Is there a way to do this? I know there are projects like opencost, which may be suitable for this request. Maybe we would have to change a little bit of code to be usable in Nomad.
Thanks in advance
I think you mean “resource allocation utilization”, and you want to monitor current resource utilization in time split into groups.
Observing Prometheus Nomad client metrics, you can plot graphs of allocations resource usages. Take nomad_clients_allocs_cpu_allocated metric and pluck it in Grafana, and you’re done. There should be even examples online. Using Prometheus to Monitor Nomad Metrics | Nomad | HashiCorp Developer , Monitoring Nomad | Nomad | HashiCorp Developer , Dashboards | Grafana Labs
I took one job and drawed this for you:
Since it seems you can set the criteria, all you need to do is enable Prometheus metrics, and apply your criteria to the metric in question.
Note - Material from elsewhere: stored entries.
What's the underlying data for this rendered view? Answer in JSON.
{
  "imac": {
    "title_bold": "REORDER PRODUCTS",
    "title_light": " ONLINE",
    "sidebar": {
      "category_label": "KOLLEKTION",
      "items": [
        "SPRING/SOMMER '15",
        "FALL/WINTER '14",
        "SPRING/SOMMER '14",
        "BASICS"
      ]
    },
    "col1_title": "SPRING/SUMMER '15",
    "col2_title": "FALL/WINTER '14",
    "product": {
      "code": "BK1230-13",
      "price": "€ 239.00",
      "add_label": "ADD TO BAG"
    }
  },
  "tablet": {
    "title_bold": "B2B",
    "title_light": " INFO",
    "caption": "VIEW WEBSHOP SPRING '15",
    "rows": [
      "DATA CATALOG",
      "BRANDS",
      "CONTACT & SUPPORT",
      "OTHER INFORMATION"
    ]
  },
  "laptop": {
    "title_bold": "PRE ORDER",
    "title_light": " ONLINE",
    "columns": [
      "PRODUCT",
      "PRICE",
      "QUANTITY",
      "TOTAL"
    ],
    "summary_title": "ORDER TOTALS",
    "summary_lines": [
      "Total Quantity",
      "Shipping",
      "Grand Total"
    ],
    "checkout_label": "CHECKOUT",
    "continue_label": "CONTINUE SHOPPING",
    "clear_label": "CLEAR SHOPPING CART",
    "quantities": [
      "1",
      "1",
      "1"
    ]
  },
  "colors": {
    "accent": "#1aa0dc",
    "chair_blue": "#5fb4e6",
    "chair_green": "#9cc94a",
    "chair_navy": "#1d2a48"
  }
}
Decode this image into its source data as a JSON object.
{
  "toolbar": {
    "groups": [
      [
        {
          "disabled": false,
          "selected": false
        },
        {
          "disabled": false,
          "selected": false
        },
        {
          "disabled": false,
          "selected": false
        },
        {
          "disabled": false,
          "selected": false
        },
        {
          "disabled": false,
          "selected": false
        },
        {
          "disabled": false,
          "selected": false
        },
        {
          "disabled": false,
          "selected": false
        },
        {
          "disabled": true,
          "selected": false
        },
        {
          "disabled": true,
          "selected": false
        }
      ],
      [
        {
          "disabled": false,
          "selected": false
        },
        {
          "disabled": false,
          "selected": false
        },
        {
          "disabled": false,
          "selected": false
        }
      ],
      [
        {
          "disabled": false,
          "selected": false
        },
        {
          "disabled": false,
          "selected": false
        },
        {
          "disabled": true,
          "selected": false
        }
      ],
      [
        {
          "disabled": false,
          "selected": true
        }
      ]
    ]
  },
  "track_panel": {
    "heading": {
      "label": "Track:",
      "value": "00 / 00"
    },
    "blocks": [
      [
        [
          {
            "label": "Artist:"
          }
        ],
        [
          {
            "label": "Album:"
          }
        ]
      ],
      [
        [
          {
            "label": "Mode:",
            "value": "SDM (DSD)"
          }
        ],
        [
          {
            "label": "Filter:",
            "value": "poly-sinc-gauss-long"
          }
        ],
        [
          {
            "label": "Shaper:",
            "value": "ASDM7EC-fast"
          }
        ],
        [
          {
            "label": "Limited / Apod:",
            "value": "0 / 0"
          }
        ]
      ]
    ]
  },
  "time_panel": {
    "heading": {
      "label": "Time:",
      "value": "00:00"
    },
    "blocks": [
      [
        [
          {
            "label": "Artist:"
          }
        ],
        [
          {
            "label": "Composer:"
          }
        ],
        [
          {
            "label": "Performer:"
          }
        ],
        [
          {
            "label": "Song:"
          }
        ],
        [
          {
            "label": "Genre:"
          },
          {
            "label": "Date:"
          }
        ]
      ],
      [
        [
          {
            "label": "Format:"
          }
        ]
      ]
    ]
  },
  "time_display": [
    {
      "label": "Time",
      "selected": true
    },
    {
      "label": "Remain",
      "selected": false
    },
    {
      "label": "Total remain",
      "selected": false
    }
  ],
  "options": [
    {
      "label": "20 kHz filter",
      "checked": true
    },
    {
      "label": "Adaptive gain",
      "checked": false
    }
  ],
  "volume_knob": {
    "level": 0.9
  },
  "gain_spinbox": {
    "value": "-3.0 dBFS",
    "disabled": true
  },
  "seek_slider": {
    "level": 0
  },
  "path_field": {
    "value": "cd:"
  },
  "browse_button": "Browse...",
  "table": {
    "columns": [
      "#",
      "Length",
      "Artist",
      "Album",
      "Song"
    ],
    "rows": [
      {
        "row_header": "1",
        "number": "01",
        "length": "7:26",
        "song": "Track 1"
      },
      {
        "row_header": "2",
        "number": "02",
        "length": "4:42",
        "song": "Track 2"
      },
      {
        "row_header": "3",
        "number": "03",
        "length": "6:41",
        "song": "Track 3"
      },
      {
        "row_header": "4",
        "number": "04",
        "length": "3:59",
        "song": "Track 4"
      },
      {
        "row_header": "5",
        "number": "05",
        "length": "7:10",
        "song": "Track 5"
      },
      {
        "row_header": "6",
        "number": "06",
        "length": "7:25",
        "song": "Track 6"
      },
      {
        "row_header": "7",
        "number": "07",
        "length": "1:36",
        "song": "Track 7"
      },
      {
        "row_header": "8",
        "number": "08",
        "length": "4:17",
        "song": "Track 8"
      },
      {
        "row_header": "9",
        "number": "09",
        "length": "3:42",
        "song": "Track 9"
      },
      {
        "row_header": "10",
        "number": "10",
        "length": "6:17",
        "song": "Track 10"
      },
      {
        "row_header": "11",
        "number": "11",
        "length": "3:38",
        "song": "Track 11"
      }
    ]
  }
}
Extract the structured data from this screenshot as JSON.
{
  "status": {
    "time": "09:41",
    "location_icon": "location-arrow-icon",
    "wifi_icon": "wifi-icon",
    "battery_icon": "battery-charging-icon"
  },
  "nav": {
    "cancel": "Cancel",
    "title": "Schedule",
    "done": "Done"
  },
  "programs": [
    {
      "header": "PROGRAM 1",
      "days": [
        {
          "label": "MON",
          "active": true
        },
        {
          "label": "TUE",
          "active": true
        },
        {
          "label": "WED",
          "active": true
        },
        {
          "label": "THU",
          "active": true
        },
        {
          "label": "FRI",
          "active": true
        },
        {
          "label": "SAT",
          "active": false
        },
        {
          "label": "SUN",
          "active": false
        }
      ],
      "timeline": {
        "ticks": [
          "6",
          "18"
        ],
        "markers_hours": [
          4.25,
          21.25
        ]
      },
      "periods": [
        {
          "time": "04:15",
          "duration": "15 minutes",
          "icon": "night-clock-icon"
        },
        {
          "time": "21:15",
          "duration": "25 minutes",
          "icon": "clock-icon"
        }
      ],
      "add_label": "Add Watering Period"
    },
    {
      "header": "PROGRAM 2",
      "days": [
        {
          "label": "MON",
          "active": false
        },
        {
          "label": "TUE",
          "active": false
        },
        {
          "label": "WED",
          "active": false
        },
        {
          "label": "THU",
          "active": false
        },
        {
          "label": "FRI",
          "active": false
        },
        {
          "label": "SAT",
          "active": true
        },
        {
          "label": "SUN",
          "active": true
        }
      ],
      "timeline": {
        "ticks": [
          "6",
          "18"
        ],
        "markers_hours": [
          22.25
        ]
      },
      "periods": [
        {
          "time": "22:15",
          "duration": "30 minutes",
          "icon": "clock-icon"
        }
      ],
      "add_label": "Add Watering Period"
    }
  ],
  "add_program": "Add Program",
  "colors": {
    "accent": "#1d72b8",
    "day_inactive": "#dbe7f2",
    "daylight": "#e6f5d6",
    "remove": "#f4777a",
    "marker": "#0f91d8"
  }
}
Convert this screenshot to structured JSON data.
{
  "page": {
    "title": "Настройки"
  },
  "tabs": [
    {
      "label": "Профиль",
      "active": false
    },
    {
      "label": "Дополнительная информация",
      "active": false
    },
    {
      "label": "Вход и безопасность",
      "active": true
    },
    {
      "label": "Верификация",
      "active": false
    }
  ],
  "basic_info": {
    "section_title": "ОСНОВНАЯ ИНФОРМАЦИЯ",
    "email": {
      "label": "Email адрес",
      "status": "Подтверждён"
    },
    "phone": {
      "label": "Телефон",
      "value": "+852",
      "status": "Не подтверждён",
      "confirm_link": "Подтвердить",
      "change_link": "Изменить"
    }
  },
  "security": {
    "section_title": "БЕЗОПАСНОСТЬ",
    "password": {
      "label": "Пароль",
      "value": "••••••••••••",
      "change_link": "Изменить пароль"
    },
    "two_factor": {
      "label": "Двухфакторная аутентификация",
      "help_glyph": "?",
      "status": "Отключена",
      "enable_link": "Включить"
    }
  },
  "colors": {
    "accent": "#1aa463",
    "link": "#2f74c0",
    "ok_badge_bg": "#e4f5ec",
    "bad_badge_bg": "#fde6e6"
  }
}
This is pretty much what we do at $work, but we only look at memory; and basically calculate it along the lines of “cost of a physical node divided by Gb of memory that node has” - this gets us a cost-per-gb for that particular node. We do keep a rolling “average” for this cost per gb across our various nodes, and add a (small) margin on top - this is then used to calculate the cost of a job via said Prometheus metrics. Not 100% accurate (although it could be with some judicious use of node meta info, prometheus metrics, and a few glue scripts) but suffices for our needs.
For CPU you could do something similar since the node info panel shows you the number of compute slices a node provides to the cluster, but then you get into the whole split cpu/memory cost 50/50 across a node, or weigh it differently. Hence, we look at one metric (the one that matters most to us at any rate) to keep things simple.